The red cloth interior is basically stock, with a bench seat and the factory two-spoke steering wheel. A Sunpro tachometer and Vintage Air air conditioning have been added to the instrument panel and a Hurst shifter changes gears in the 200R4 automatic overdrive transmission.

The 340-horsepower engine features a Jerry Wilson cam, cast iron exhaust manifolds and an Edelbrock carburetor atop a factory intake manifold. At his wife’s request, the Flowmaster mufflers have been replaced with quieter Turbo mufflers for highway cruising, made easier with a 3.08 Eaton Positraction rear gear.

Herron went through several sets of wheels before he settled on the current gray-spoked American Racing Torque Thrust mags, which recapture the look of his Biscayne. A set of milled flat aluminum center caps crafted by a friend complete the look, along with BF Goodrich radial TA tires, 235/60R15’s in front and 255/60R15’s at the rear.

It also has power disc brakes and power steering.

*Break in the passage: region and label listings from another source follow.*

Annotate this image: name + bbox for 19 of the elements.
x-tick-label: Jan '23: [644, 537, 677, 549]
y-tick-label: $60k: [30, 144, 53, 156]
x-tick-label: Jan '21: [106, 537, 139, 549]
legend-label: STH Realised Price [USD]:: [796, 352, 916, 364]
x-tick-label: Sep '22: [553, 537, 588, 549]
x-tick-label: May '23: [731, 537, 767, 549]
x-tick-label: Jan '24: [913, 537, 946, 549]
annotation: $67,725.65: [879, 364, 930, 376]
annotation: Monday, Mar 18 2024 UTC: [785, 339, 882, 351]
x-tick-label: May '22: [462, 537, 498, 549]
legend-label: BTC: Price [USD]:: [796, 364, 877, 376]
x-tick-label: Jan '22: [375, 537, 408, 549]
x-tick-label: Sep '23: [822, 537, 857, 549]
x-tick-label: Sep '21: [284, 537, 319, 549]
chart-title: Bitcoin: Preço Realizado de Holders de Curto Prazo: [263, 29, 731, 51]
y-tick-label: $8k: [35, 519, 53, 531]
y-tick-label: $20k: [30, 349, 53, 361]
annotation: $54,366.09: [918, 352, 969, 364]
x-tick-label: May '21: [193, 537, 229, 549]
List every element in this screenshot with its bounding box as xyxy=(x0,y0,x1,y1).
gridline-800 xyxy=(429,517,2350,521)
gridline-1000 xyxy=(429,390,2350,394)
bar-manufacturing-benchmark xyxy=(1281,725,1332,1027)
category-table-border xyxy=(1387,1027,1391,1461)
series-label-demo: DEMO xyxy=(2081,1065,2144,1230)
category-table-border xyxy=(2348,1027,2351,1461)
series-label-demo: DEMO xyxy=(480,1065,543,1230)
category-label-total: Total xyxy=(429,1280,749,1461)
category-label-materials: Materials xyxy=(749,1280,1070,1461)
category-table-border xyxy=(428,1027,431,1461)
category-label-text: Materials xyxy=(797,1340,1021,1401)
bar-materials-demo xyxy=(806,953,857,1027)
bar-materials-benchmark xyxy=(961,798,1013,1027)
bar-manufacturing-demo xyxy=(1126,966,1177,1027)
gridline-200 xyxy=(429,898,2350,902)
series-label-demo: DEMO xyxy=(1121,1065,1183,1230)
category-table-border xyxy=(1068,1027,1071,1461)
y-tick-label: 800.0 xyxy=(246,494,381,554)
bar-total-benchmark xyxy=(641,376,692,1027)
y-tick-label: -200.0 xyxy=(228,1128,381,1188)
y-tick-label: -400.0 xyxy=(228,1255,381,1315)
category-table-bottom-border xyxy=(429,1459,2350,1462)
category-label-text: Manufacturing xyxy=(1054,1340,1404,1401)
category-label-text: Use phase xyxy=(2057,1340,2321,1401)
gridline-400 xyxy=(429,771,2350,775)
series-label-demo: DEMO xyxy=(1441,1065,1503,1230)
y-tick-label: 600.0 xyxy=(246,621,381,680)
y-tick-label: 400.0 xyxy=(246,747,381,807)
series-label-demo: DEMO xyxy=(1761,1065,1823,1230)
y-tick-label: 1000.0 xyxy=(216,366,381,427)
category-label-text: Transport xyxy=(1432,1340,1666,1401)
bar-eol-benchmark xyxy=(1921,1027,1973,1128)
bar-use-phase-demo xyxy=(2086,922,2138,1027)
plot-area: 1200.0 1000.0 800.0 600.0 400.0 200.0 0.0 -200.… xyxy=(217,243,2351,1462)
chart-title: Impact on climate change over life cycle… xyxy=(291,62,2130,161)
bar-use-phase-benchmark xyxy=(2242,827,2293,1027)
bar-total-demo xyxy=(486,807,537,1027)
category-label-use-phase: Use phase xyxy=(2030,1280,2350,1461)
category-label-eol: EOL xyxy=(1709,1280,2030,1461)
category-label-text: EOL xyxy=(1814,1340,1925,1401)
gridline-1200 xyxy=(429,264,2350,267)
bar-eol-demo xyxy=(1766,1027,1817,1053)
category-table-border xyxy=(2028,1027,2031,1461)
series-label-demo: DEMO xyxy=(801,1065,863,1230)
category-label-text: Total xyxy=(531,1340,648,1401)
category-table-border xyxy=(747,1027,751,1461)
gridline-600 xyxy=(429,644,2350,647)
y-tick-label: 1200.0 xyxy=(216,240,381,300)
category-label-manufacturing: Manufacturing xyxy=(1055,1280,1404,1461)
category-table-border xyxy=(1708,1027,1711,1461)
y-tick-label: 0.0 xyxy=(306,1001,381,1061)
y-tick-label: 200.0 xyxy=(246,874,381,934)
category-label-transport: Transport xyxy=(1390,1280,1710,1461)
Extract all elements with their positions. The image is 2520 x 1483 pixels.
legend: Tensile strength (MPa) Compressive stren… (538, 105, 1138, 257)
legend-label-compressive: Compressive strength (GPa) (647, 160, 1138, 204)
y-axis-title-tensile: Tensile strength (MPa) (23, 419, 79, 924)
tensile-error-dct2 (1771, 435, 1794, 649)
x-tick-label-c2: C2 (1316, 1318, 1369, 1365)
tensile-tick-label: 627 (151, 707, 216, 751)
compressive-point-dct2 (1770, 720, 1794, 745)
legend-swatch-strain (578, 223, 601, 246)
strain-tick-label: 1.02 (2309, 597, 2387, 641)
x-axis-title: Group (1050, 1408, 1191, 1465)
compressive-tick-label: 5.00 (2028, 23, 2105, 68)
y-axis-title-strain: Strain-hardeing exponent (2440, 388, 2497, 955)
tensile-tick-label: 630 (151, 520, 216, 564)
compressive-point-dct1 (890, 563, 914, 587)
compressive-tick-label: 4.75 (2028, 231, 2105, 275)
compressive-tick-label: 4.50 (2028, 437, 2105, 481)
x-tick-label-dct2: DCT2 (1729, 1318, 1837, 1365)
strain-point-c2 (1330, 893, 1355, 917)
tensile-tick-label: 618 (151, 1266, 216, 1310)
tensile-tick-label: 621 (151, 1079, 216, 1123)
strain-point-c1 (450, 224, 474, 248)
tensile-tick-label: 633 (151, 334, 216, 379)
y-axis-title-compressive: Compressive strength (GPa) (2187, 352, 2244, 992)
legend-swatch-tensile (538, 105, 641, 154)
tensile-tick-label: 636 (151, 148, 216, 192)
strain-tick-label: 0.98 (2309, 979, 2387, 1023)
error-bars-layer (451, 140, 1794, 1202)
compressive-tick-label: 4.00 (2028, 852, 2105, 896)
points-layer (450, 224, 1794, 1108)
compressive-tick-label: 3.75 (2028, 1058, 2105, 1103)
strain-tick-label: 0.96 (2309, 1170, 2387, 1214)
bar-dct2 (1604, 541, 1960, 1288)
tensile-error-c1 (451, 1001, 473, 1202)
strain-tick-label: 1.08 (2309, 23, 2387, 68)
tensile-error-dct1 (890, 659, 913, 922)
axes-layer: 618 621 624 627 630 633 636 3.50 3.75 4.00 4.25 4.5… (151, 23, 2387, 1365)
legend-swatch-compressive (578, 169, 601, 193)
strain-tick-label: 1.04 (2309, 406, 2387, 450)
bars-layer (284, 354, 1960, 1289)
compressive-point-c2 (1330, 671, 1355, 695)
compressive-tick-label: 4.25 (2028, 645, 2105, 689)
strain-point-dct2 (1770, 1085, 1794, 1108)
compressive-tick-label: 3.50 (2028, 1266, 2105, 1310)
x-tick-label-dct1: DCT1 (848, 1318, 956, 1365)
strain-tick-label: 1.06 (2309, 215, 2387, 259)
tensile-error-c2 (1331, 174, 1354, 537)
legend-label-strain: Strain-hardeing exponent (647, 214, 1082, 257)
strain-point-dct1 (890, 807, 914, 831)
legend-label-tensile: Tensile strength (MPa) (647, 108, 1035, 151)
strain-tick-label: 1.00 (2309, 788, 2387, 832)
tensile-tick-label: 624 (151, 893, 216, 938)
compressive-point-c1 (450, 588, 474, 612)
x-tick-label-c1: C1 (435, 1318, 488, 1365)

“I just brought it up to date … so it’s comfortable to drive,” Herron says. The car has made treks to Kingman, Ariz., and Poplar, N.C., for one-day car shows. And it recently broke down in perhaps the worst place possible in America: Death Valley.

But after some fancy maneuvering, the Impala came back to Wichita, where Herron replaced a faulty piston and put it back on the road.

“It runs better now than it did before,” he said. “When I first saw this car … all of a sudden, I was still looking across the same dash board, across the same hood … it’s all the same, it really takes me back,” he says.

And he has no qualms about making more long road treks in it.

“I ain’t afraid to drive it,” he says. “We plan to fill the grille with bugs as often as possible.”